Remake d’une œuvre baptisée par la température de combustion du papier, illustrant une société dystopique où les lance-flammes policiers, enfin des pompiers, à la vocation corrompue depuis longtemps, s’acharnent à détruire la totalité de l’humanité en cramant tout livre, toile, et support informatique, et en condamnant tout membre d’une résistance qui les détient ou les protège. Celle-ci s’adapte en faisant de chacun de ses membres un livre vivant, et en conspirant la diffusion génétique mondiale d’une puce organique contenant l’ADN de l’art et de la connaissance perdus.

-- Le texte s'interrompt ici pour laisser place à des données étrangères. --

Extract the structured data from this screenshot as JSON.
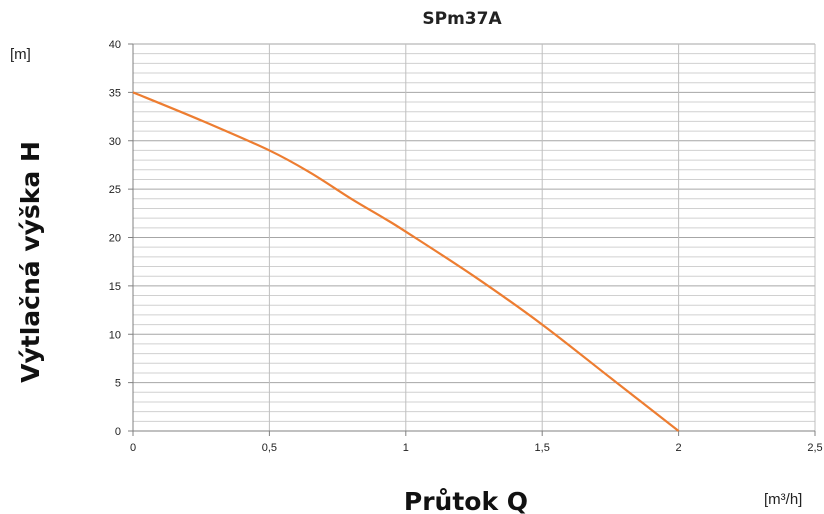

Les actions, le rythme et les rebondissements rendent cette version bien moins froide, immobile et plate que la première adaptation de 1966. Plus actualisée par l’informatique, les drogues et les médias, celle-ci est également un peu plus cow-boy, et tire sur une sentimentalité qui risque de massacrer un peu le message. On obtient un spectacle dystopique qui s’éloigne du sujet de base au profit d’une aventure dont l’ambiance et l’évolution individuelle rappelle Equilibrium, lui-même inspiré du même roman.

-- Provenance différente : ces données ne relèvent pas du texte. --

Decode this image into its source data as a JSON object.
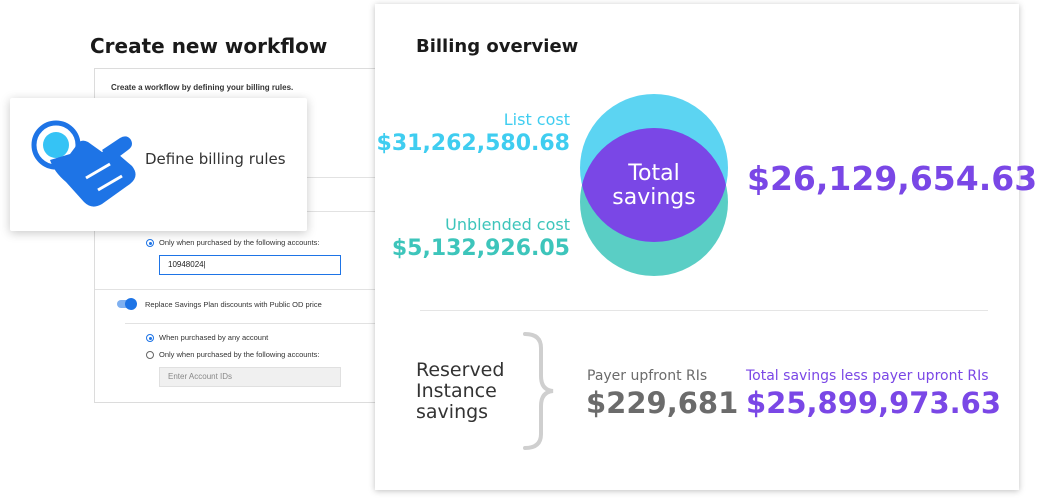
{
  "left": {
    "heading": "Create new workflow",
    "intro": "Create a workflow by defining your billing rules.",
    "card": {
      "label": "Define billing rules",
      "icon": "tap-hand-icon"
    },
    "radio1_label": "Only when purchased by the following accounts:",
    "account_value": "10948024|",
    "toggle_label": "Replace Savings Plan discounts with Public OD price",
    "radio2_label": "When purchased by any account",
    "radio3_label": "Only when purchased by the following accounts:",
    "account_placeholder": "Enter Account IDs"
  },
  "billing": {
    "heading": "Billing overview",
    "list_cost_label": "List cost",
    "list_cost_value": "$31,262,580.68",
    "unblended_label": "Unblended cost",
    "unblended_value": "$5,132,926.05",
    "venn_line1": "Total",
    "venn_line2": "savings",
    "total_savings_value": "$26,129,654.63",
    "ri_line1": "Reserved",
    "ri_line2": "Instance",
    "ri_line3": "savings",
    "payer_label": "Payer upfront RIs",
    "payer_value": "$229,681",
    "less_label": "Total savings less payer upront RIs",
    "less_value": "$25,899,973.63"
  },
  "colors": {
    "list_cyan": "#3fcdf0",
    "unblended_teal": "#3dc5bb",
    "purple": "#7a47e6",
    "gray": "#6b6b6b",
    "blue": "#1e74e6"
  }
}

Je n’ai pourtant pas envie de dénigrer ce téléfilm qui m’a fait passer un bon moment, avec un Michael Shannon et Michael Jordan qui se défendent bien, même pour du déjà-vu. Car il a su remplir sa fonction philosophique par l’aspiration à la liberté malgré toute forme de conditionnement. Il montre la dictature révisionniste érigée par la destruction de l'histoire, de la science, de l’art, de l’intelligence et de la connaissance. Il décrit le despotisme légitimé par la perversion du principe d’égalité, obtenu par la destruction de l’exercice de la pensée, du verbe, de la création intellectuelle, de la question et du choix. Il dépeint l’éternelle méthodologie visant l’adhésion consentie d’une population lobotomisée depuis l’enfance, assurant ainsi la pérennité de sa tyrannie. Il révèle enfin son humanité, au sens spirituel, lorsque l’existence même de la vie ne peut trouver de sens qu’en déployant ses propres choix et sensibilité.